When we look at a colored object, the cones in our eyes respond to the wavelengths of light reflected off that object, and our brain processes this information to create a perception of color. But here's where things get interesting: the cones in our eyes don't just respond to the wavelengths of light in the object we're looking at. They also respond to the wavelengths of light in the surrounding environment.

This means that if we look at an object with a particular color for too long, our eyes and brain adjust to the surrounding light, making the color appear less intense. This is known as "color adaptation" or "color constancy." Essentially, our brains adjust our perception of color to account for changes in lighting so that we can still perceive colors accurately, even in varying lighting conditions.

So, what does all of this have to do with my spheres? Well, as I mentioned earlier, the shadeless bottom sphere provides a specific value that remains constant, while the top sphere is influenced by the scene's lighting. By comparing the two, I can see how much my scene alters in color and value. This helps me ensure that the colors I'm using in my work are accurate and consistent, even when viewed in different lighting conditions.

"And what about the mirror sphere? And what's up with that color chart thingy?"

You may have also scene a setup in vfx that looks something like this. It's a mirror ball, another rough sphere, and a color chart.

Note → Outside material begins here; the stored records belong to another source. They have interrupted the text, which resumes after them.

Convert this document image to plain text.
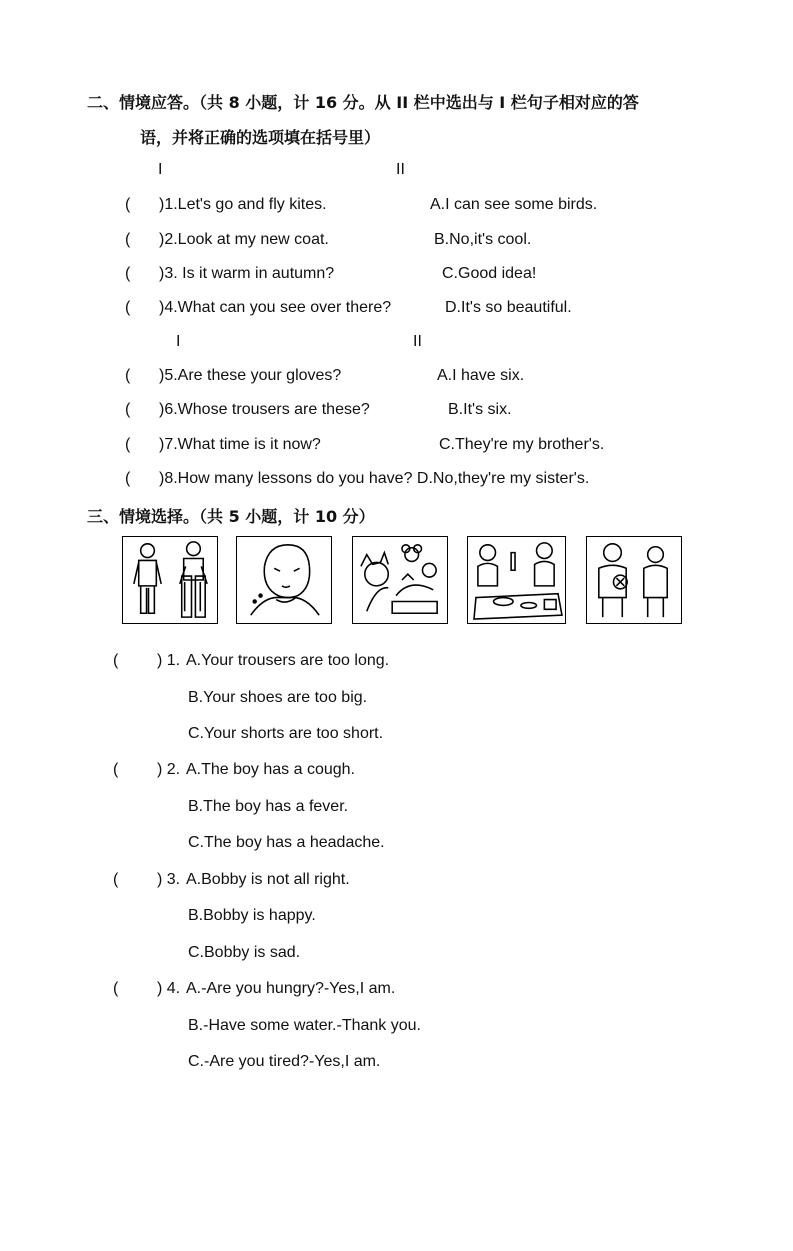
二、情境应答。（共 8 小题，计 16 分。从 II 栏中选出与 I 栏句子相对应的答
语，并将正确的选项填在括号里）
I	II
( )1.Let's go and fly kites.	A.I can see some birds.
( )2.Look at my new coat.	B.No,it's cool.
( )3. Is it warm in autumn?	C.Good idea!
( )4.What can you see over there?	D.It's so beautiful.
I	II
( )5.Are these your gloves?	A.I have six.
( )6.Whose trousers are these?	B.It's six.
( )7.What time is it now?	C.They're my brother's.
( )8.How many lessons do you have? D.No,they're my sister's.
三、情境选择。（共 5 小题，计 10 分）
( ) 1. A.Your trousers are too long.
B.Your shoes are too big.
C.Your shorts are too short.
( ) 2. A.The boy has a cough.
B.The boy has a fever.
C.The boy has a headache.
( ) 3. A.Bobby is not all right.
B.Bobby is happy.
C.Bobby is sad.
( ) 4. A.-Are you hungry?-Yes,I am.
B.-Have some water.-Thank you.
C.-Are you tired?-Yes,I am.
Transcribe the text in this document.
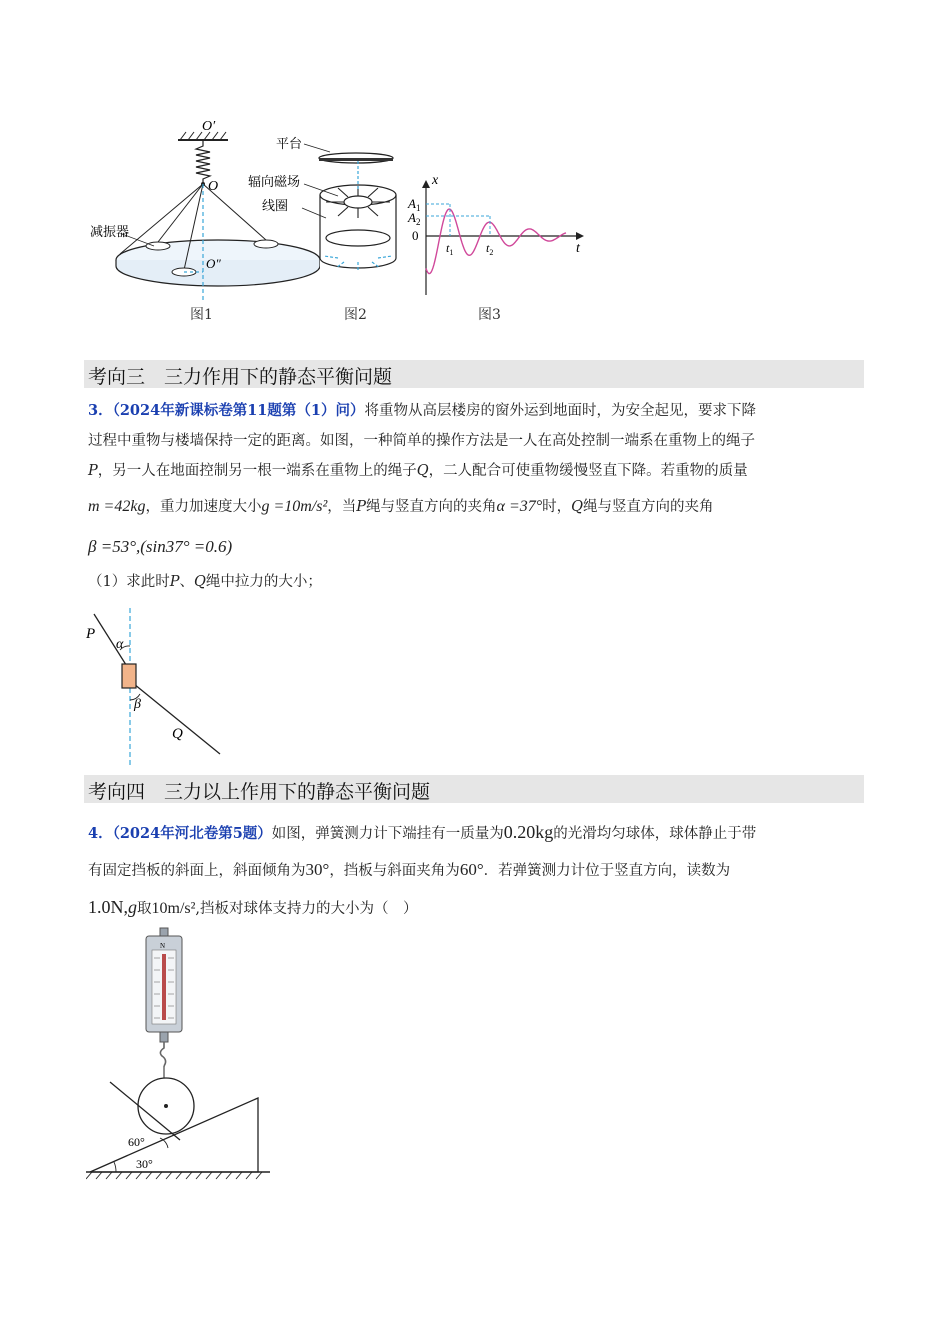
O′
O
O″
减振器
平台
辐向磁场
线圈
x
t
$A_1$
$A_2$
0
$t_1$	$t_2$
图1	图2	图3
考向三　三力作用下的静态平衡问题
3．（2024年新课标卷第11题第（1）问）将重物从高层楼房的窗外运到地面时，为安全起见，要求下降
过程中重物与楼墙保持一定的距离。如图，一种简单的操作方法是一人在高处控制一端系在重物上的绳子
P，另一人在地面控制另一根一端系在重物上的绳子Q，二人配合可使重物缓慢竖直下降。若重物的质量
m =42kg，重力加速度大小g =10m/s²，当P绳与竖直方向的夹角α =37°时，Q绳与竖直方向的夹角
β =53°,(sin37° =0.6)
（1）求此时P、Q绳中拉力的大小；
P
α
β
Q
考向四　三力以上作用下的静态平衡问题
4．（2024年河北卷第5题）如图，弹簧测力计下端挂有一质量为0.20kg的光滑均匀球体，球体静止于带
有固定挡板的斜面上，斜面倾角为30°，挡板与斜面夹角为60°．若弹簧测力计位于竖直方向，读数为
1.0N,g取10m/s²,挡板对球体支持力的大小为（　）
N
60°
30°
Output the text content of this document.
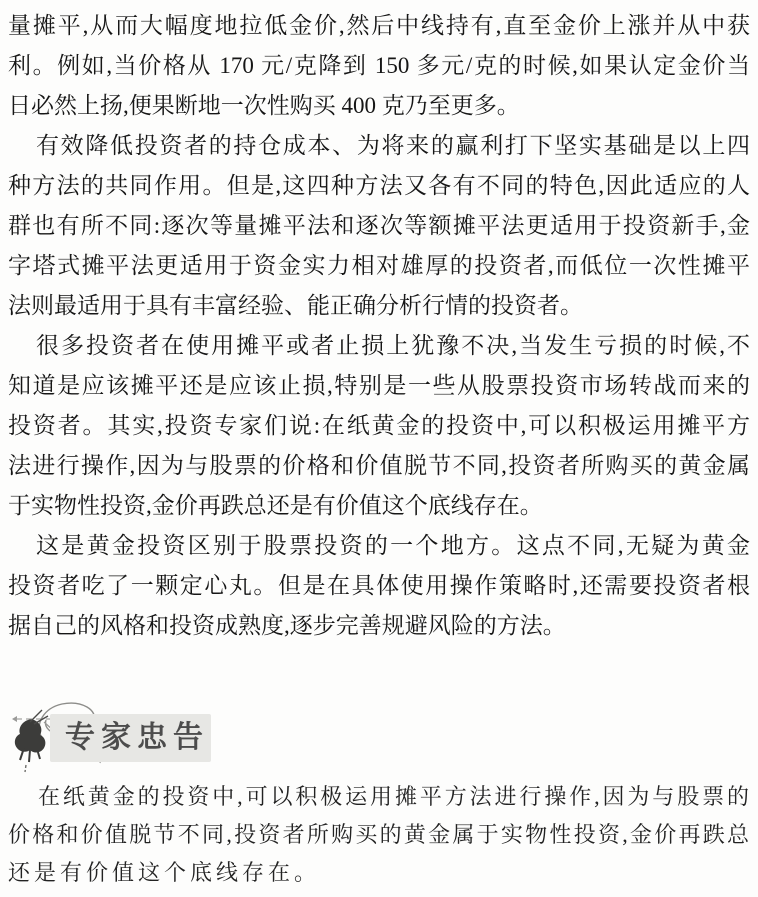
量摊平,从而大幅度地拉低金价,然后中线持有,直至金价上涨并从中获
利。例如,当价格从 170 元/克降到 150 多元/克的时候,如果认定金价当
日必然上扬,便果断地一次性购买 400 克乃至更多。
有效降低投资者的持仓成本、为将来的赢利打下坚实基础是以上四
种方法的共同作用。但是,这四种方法又各有不同的特色,因此适应的人
群也有所不同:逐次等量摊平法和逐次等额摊平法更适用于投资新手,金
字塔式摊平法更适用于资金实力相对雄厚的投资者,而低位一次性摊平
法则最适用于具有丰富经验、能正确分析行情的投资者。
很多投资者在使用摊平或者止损上犹豫不决,当发生亏损的时候,不
知道是应该摊平还是应该止损,特别是一些从股票投资市场转战而来的
投资者。其实,投资专家们说:在纸黄金的投资中,可以积极运用摊平方
法进行操作,因为与股票的价格和价值脱节不同,投资者所购买的黄金属
于实物性投资,金价再跌总还是有价值这个底线存在。
这是黄金投资区别于股票投资的一个地方。这点不同,无疑为黄金
投资者吃了一颗定心丸。但是在具体使用操作策略时,还需要投资者根
据自己的风格和投资成熟度,逐步完善规避风险的方法。
专家忠告
在纸黄金的投资中,可以积极运用摊平方法进行操作,因为与股票的
价格和价值脱节不同,投资者所购买的黄金属于实物性投资,金价再跌总
还是有价值这个底线存在。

Image courtesy of Thiago Sul

This LookDev environment (created by artist Thiago Sul. Yes, this is a rendering😲) accomplishes more or less the same thing, but with some added benefits. We still have the specific gray sphere on the left being influenced by lighting in the scene. On the right, we have a chrome sphere meant to reflect the entire scene to give the viewer further context into the lighting. On the bottom, we have an xrite color calibration chart. These charts are available for purchase in "the real world." They're essentially a collection of very consistent, very accurate colors. When brought into a digital environment, just like with our shadeless ball, we know what the baseline, non shaded colors should look like. Because of this, we're able to essentially negate effects from the environments lighting, and bring the image back to a controlled, predictable baseline.